04.04.08
Are You Ready?
Huge job losses set off recession alarms - Yahoo! News
The latest figures, apparently released today, show that experts are starting to realize what everyone else has known for about six months—that we are in a recession period in the U. S. economy. That it took so long to recognize it shows again just how clueless those in the forefront of government and the financial industry are.
It’s no longer a question of recession or not. Now it’s how deep and how long.
Workers’ pink slips stacked ever higher in March as jittery employers slashed 80,000 jobs, the most in five years, and the national unemployment rate climbed to 5.1 percent. Job losses are nearing the staggering level of a quarter-million this year in just three months.
Says one candidate, let’s retrain workers, so they’ll be able to compete for jobs. Says another, let’s boost unemployment benefits and aid to communities, so they can hold on until the recession ends.
Retraining does not hit at the core of the problem: lax oversight of large corporations and financial enterprises has allowed those large enterprises to destabilize the economy.

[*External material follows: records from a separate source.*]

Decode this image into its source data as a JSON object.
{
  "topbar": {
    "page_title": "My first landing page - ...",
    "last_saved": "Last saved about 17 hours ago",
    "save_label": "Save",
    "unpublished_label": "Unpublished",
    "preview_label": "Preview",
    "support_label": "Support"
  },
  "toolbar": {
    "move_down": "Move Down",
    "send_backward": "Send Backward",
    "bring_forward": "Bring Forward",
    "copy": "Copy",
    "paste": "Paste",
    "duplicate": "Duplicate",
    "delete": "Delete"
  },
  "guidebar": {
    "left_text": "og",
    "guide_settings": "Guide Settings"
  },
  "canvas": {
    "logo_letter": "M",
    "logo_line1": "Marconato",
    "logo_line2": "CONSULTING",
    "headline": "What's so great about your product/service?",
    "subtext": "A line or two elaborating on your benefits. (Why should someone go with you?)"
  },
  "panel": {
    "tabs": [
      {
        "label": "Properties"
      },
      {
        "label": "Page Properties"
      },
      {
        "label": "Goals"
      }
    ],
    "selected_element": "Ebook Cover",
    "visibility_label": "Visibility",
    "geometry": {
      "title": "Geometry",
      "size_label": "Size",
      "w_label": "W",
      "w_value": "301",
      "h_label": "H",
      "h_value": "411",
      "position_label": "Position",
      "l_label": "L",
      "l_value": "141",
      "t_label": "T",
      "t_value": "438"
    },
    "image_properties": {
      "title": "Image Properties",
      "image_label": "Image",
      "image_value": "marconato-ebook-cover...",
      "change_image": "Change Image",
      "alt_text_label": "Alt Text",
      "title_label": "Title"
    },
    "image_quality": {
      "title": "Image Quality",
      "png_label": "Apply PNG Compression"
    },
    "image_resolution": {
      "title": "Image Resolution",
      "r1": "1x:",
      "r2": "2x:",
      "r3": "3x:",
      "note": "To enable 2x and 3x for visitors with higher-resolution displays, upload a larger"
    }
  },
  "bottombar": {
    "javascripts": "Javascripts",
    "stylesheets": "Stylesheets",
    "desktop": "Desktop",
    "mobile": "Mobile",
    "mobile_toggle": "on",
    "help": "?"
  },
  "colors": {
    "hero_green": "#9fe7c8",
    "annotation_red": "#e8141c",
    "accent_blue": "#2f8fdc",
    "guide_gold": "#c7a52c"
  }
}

Rather than round up the perpetrators and make them do the perp-walk through phalanxes of TV cameras in their orange jumpsuits, we are trying to bail them out. The result was predictable, even if the timing and the exact sequence of failures was not.
All told, the economy now has lost 232,000 jobs in the first three months of this year.
I would not be surprised if there is a brief recovery in late Summer and early Autumn. We could even get back some of those lost jobs. Make no mistake about it, though. This was not the normal business cycle recession. This was preventable, and since no one is yet dealing with the “wink wink, nudge nudge” regulators who allowed this to happen or the corporate and financial shenanigans that caused it, I would expect that by the end of this year or the beginning of the next, the “double-dip” part of the recession will come, only it is probably going to be much more severe than what we are experiencing today.
I would expect that local communities need to focus on shoring up locally-owned businesses, particularly SLOBs, emphasizing a “buy local” policy. SLOBs, in turn, need to use local sources and locally-produced goods and services as much as possible. If we do this in California’s Victor Valley area, for example, national chains will face the brunt of the effect, while SLOBs will maintain their positions or even grow stronger. Since the area serves primarily as a far-away bedroom community for Los Angeles and Orange counties, this will help to ameliorate the effect of some commuters losing their out-of-area jobs.
Are you a part of your local chamber of commerce? Does your CoC have a “buy local” promotional program? If not, why not? A strong base of SLOBs (small, locally-owned businesses) is the foundation for a strong local economy. Among other things, you need to be involved in advocating that local governments use SLOBs for nearly all of their vendor / supplier and contractor needs. It isn’t just your wallet that is affected—it also affects the wallets of other locally-owned enterprises and the next generation of employees, too.